Thrombocytopenia has been found in as many as 50% of people living with HIV, but is observed during primary HIV infection in approximately 10% of patients . Our group, along with others, have repetitively demonstrated that persistent thrombocytopenia among those receiving antiretroviral therapy is associated with higher viral loads compared to non-thrombocytopenic controls [7,8]. As a result, patients with thrombocytopenia face significantly higher risk of death than those with normal counts [7-10]. Findings are not unexpected, given that platelets carry kinocidins, β-defensins, and microbicidal proteins important for antiviral host defense [7-10].
Konerman, Yapali, and Lok did a systematic review of the literature to identify the best predictors and predictive models of disease progression for patients with hepatitis C in need of early treatment and intensive monitoring . The authors concluded that baseline platelet count was the most consistent independent predictor of clinical outcomes (significant on multivariate analysis in six of 13 studies) .
The likelihood of a sustained virological response is the most important outcome for health care providers and authorities in the decision to provide therapy for hepatitis C. In this regard, Mauss et al. established that genotype baseline viral load, age, GGT, and platelet levels predict treatment success with peg-interferon plus ribavirin . Ito et al. constructed another simple formula to determine, at the patients’ first/second visit, the probability of response to Peg-IFN alpha2b and RBV combination therapy for genotype 1 hepatitis C patients . The formula was based on: male gender (point 2)+HCV RNA load<1000 KIU (3)+ platelet counts ≥ 15 × 10/mm (1)+age<60 (1) and was able to predict who would have a sustained virological response in 70.2% of the cases . McCombs et al. conducted another study to determine what laboratory tests could be used to define a “trip wire” or a point at which a clinician should start treatment . Again, platelets were among the list laboratory parameters that correlated with increased risk of liver-related events.

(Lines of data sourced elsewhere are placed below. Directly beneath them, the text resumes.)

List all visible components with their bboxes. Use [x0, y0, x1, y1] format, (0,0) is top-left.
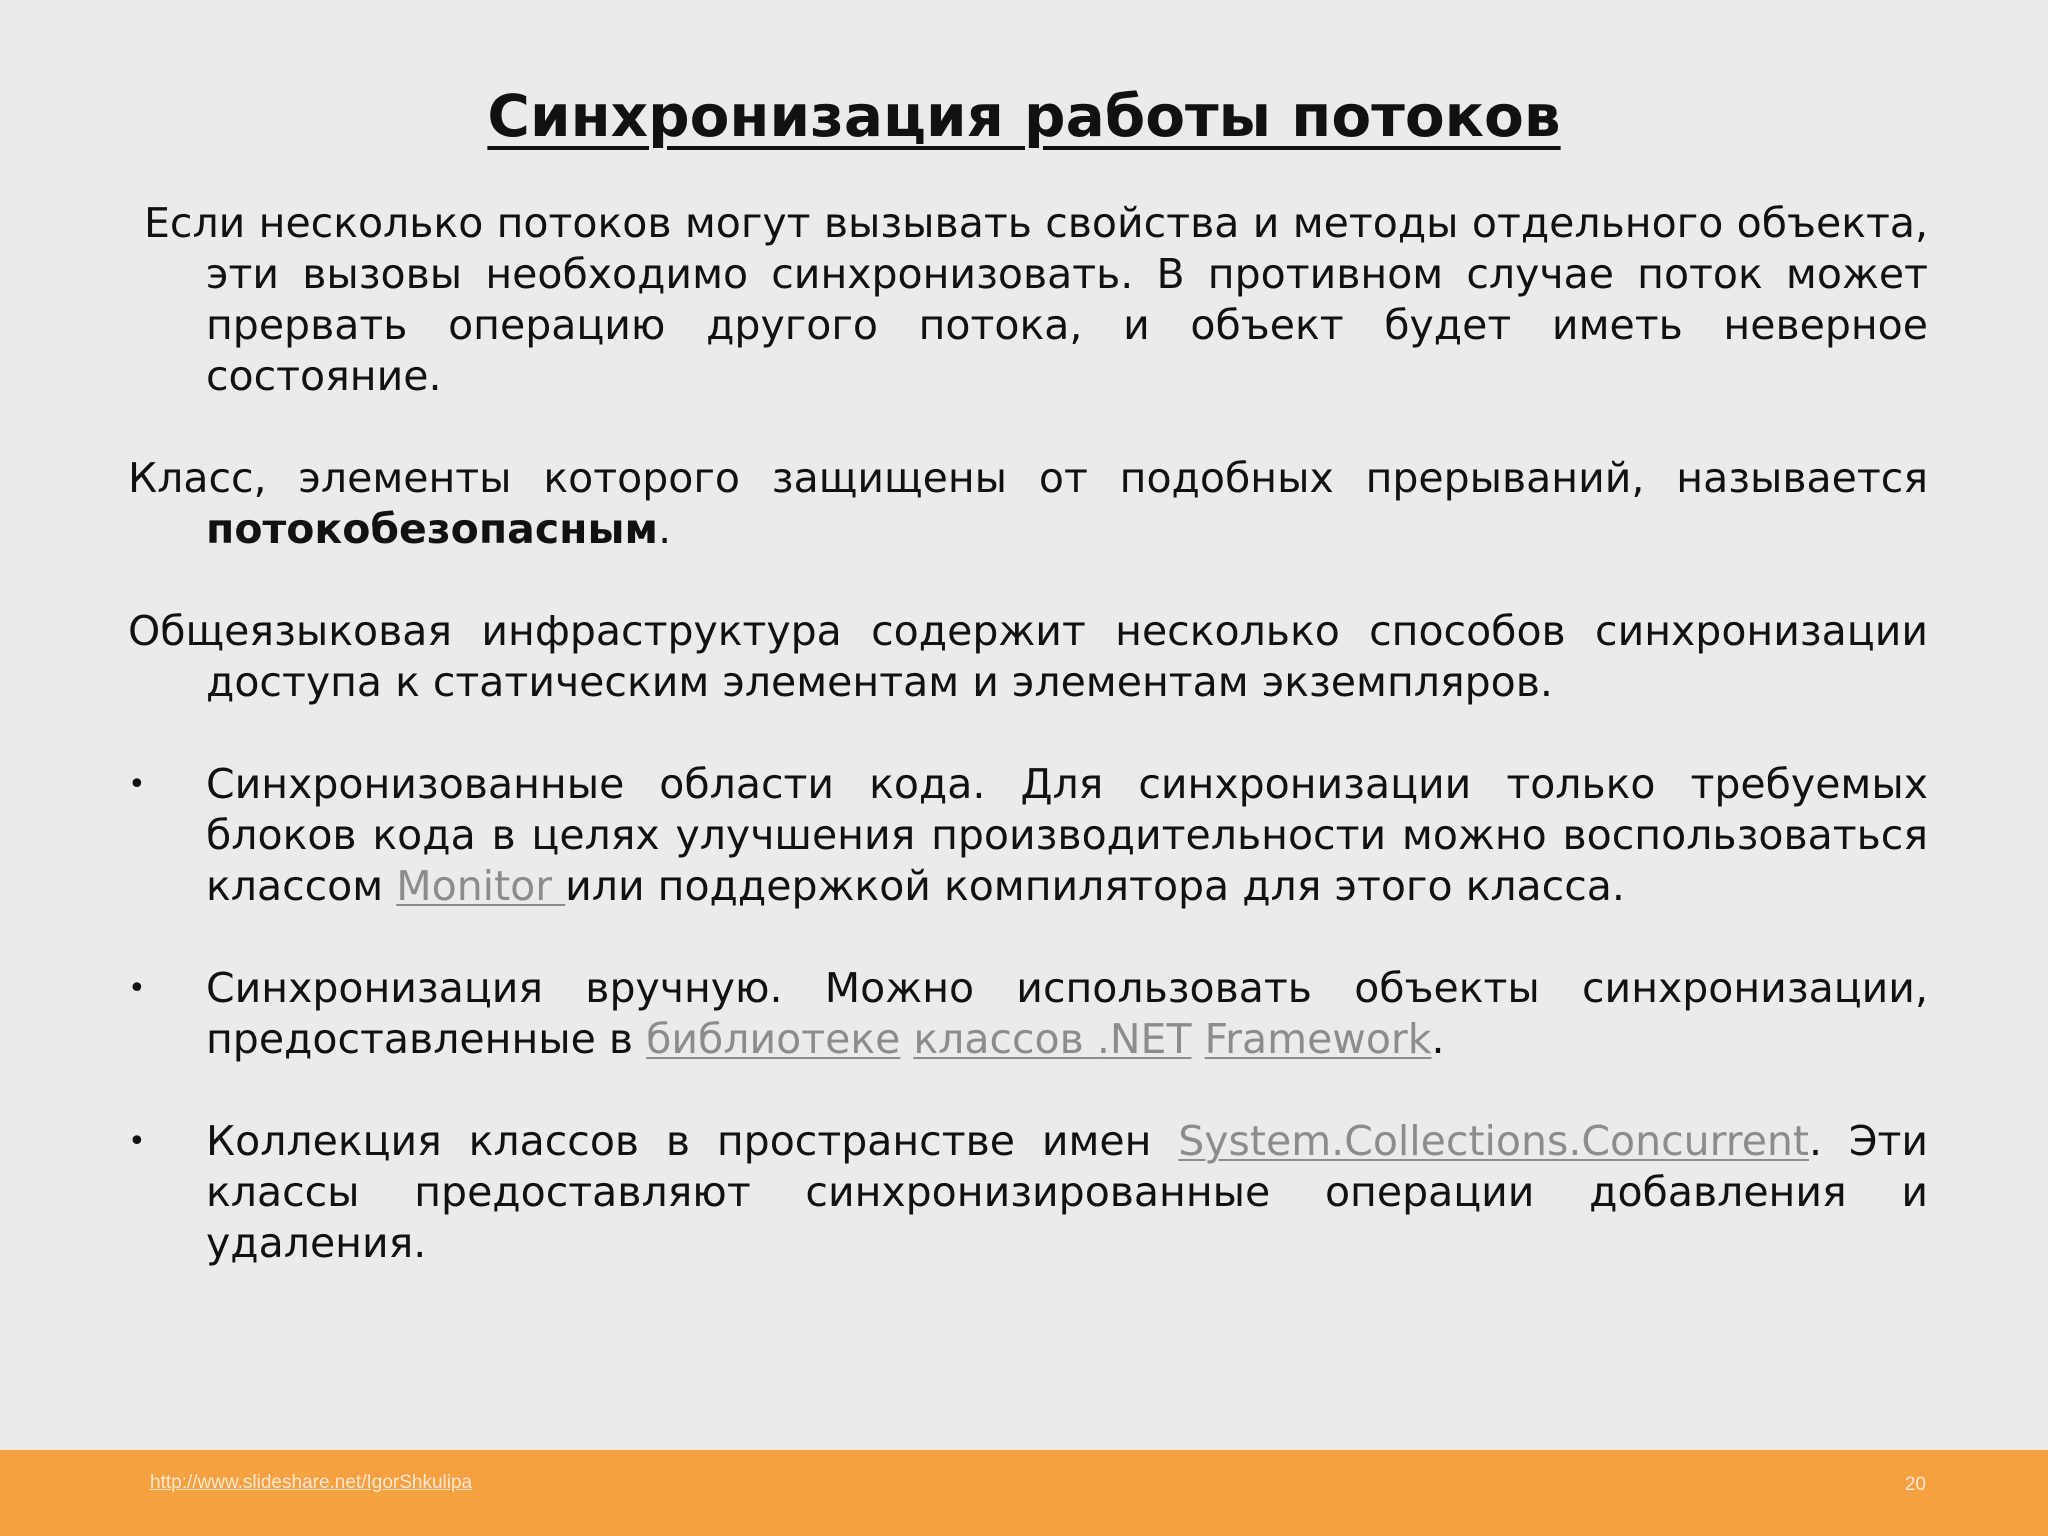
- bullet-item-sync-regions: [128, 759, 1928, 912]
- paragraph-intro: [128, 198, 1928, 402]
- slide-content: [128, 198, 1928, 1269]
- classes-link[interactable]: классов: [913, 1015, 1097, 1063]
- bullet-item-manual-sync: [128, 963, 1928, 1065]
- framework-link[interactable]: Framework: [1204, 1015, 1432, 1063]
- bullet-text: Синхронизация вручную. Можно использовать объекты синхронизации, предоставленные в: [206, 964, 1928, 1063]
- paragraph-thread-safe-text: Класс, элементы которого защищены от подобных прерываний, называется: [128, 454, 1928, 502]
- bullet-marker: •: [128, 767, 146, 802]
- bullet-text: .: [1431, 1015, 1445, 1063]
- bullet-text: Коллекция классов в пространстве имен: [206, 1117, 1179, 1165]
- footer-bar: [0, 1450, 2048, 1536]
- paragraph-intro-text: Если несколько потоков могут вызывать свойства и методы отдельного объекта, эти вызовы необходимо синхронизовать. В противном случае поток может прервать операцию другого потока, и объект будет иметь неверное состояние.: [144, 199, 1928, 400]
- bullet-text: . Эти классы предоставляют синхронизированные операции добавления и удаления.: [206, 1117, 1929, 1267]
- footer-url-link[interactable]: http://www.slideshare.net/IgorShkulipa: [150, 1472, 473, 1493]
- monitor-link[interactable]: Monitor: [396, 862, 566, 910]
- bullet-text: Синхронизованные области кода. Для синхронизации только требуемых блоков кода в целях улучшения производительности можно воспользоваться классом: [206, 760, 1928, 910]
- paragraph-thread-safe-end: .: [658, 505, 672, 553]
- bullet-item-concurrent-collections: [128, 1116, 1928, 1269]
- term-thread-safe: потокобезопасным: [206, 505, 659, 553]
- bullet-text: или поддержкой компилятора для этого класса.: [565, 862, 1625, 910]
- library-link[interactable]: библиотеке: [646, 1015, 901, 1063]
- paragraph-thread-safe: [128, 453, 1928, 555]
- bullet-marker: •: [128, 971, 146, 1006]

They also confirmed that platelet reduction diminished the effectiveness of antiviral treatment.
Although hepatitis C infection is mostly characterized for its progression, the course of hepatitis B infection is characterized by fluctuations in both viral replication and disease activity. Notably these fluctuations correlate with platelets, as the prevalence rates of thrombocytopenia varied between 10% in those with inactive Hepatitis B infection, and 17% in active hepatitis B patients . In addition, platelets are also independent risk factors of hepatocellular carcinoma in patients with drug-resistant hepatitis B .
In summary, data highlights the importance of platelets as a prognostic factor of treatment responses and survival in patients infected with viruses. However, it is not fully understood why and how platelets are such effective markers of disease and treatment prognosis. Clearly, there is a need of further research to better understand the mechanisms underlying such a close relationship.